Elena si svegliò di soprassalto, il cuore in gola. La luce grigia dell’alba filtrava dalle persiane del suo appartamento in zona San Frediano, a Firenze. Orologio: 9:17. *”No!”* Lo pensò come un urlo muto. L’esame di ammissione all’Accademia di Belle Arti, l’unico appuntamento che contava davvero per il suo futuro, era alle 10:00 in punto oltre l’Arno, e non aveva sonnecchiato cinque minuti: aveva dormito tre ore di fila. Il telefono era morto nel cuore della notte, staccato dalla presa nella sua corsa disperata a caricarlo prima di crollare esausta sui progetti. Le mani le tremavano mentre indossava i vestiti migliori. Fuori in strada, il colpo di grazia: niente filobus. Un manifesto appena affisso ne annunciava lo sciopero improvviso. Le app di ride-sharing mostravano attese di 40 minuti o auto a distanze improponibili. Il panico le gelò lo stomaco. Raggiungere il Ponte Vecchio di corsa, col pesante portafolio degli schizzi, era una follia.
La disperazione le chiuse un attimo la gola, ma poi ricordò. Il vecchio adesivo giallo e nero, attaccato da suo padre anni prima sul frigo: “Radio Taxi 24, giorno e notte, sempre operativi”. Con un gesto quasi automatico, il numero memorizzato dall’infanzia, compose 055 4390. Rispose una voce calma e rassicurante: “Pronto, Radio Taxi 24, dica pure.” Elena si presentò, la voce rotta dall’ansia, spiegando l’emergenza e l’indirizzo preciso. “Stia tranquilla, signorina. Un taxi è libero proprio lì vicino, via della Fonderia. Sarà da lei in due minuti netti. Lo accompagniamo insieme.” Quella chiarezza, quel controllo nella voce, fu come un salvagente. Prima ancora di riagganciare, un’auto nuovo di zecca, col logo ben visibile sul tetto, svoltò l’angolo. Il tassista, un uomo sulla sessantina con uno sguardo sereno, afferrò il portafolio e le aprì la portiera: “Andiamo, signorina! Via dei Renai? Antiziamo il traffico.”
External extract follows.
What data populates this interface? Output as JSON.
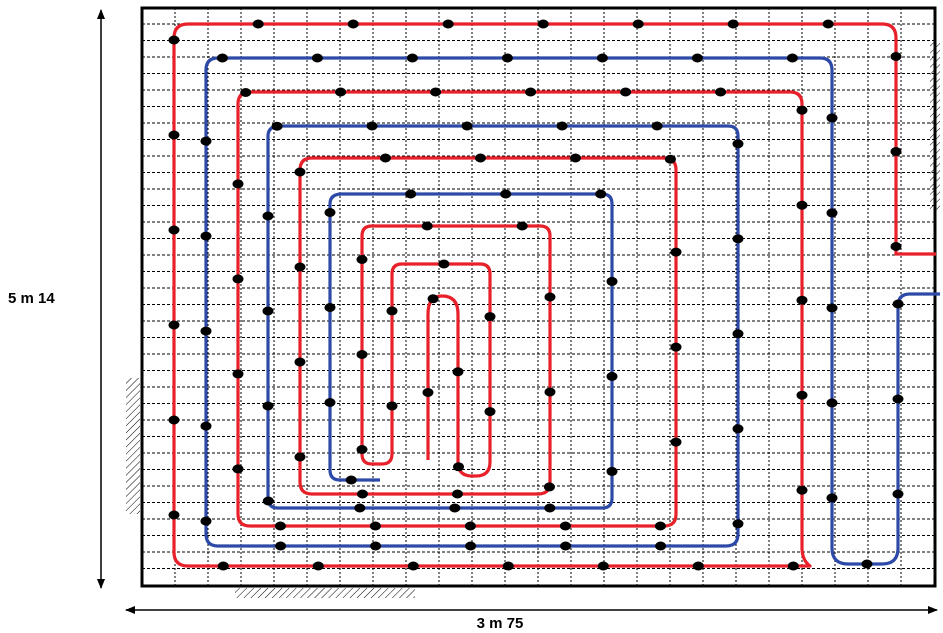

Attraversarono il centro con un’abilità degna di un pilota. Mario, così si presentò il tassista, schivò con perizia un ingorgo su Borgo San Jacopo, tagliò per stradine meno note tra Oltrarno e San Niccolò, conoscendo ogni vicolo come le sue tasche. Raccontava aneddoti su Firenze, non per sfoggio ma per distrarla, mentre con un occhio scrutava le vie alternative sul suo schermo integrato. La radio sussurrava comunicazioni brevi e professionali tra la centrale e gli altri colleghi. Elena, osservando la città che sfrecciava dal finestrino, sentì l’ansia trasformarsi in una speranza tremolante. Quando il taxi imboccò via dei Renai di fronte all’ingresso secondario dell’Accademia, il display dell’orologio sulla plancia segnava 9:48. Mario fermò con precisione millimetrica sotto il portone. “Dottore?” chiese, accennando un sorriso. “No ancora… ma spero presto! Grazie, mille grazie, non ce l’avrei mai fatta!” esclamò Elena, pagando in fretta col pos offertosi magicamente, la gratitudine che le scuoteva le mani.
Sette minuti dopo, mentre rispondeva con sicurezza alla commissione sullo studio delle proporzioni rinascimentali, il ricordo di quel taxi giallo era un calore nello stomaco. Senza quella chiamata, senza la puntualità implacabile della centrale e la maestria silenziosa di Mario, sarebbe rimasta a fissare il portone chiuso, con il suo sogno infranto sul selciato di Firenze. Quella sera, tornando a casa a piedi nel tiepido crepuscolo, incrociò un taxi con il noto logo. Sorrise, ripensando a come un servizio attivo sempre, giorno e notte, fatto di voci professionali e mani abili al volante, fosse stato una vera ancora di salvezza cittadina nel momento che contava. Un pezzo essenziale e affidabile del cuore pulsante di Firenze, che aveva trasformato un disastro annunciato nell’inizio di tutto.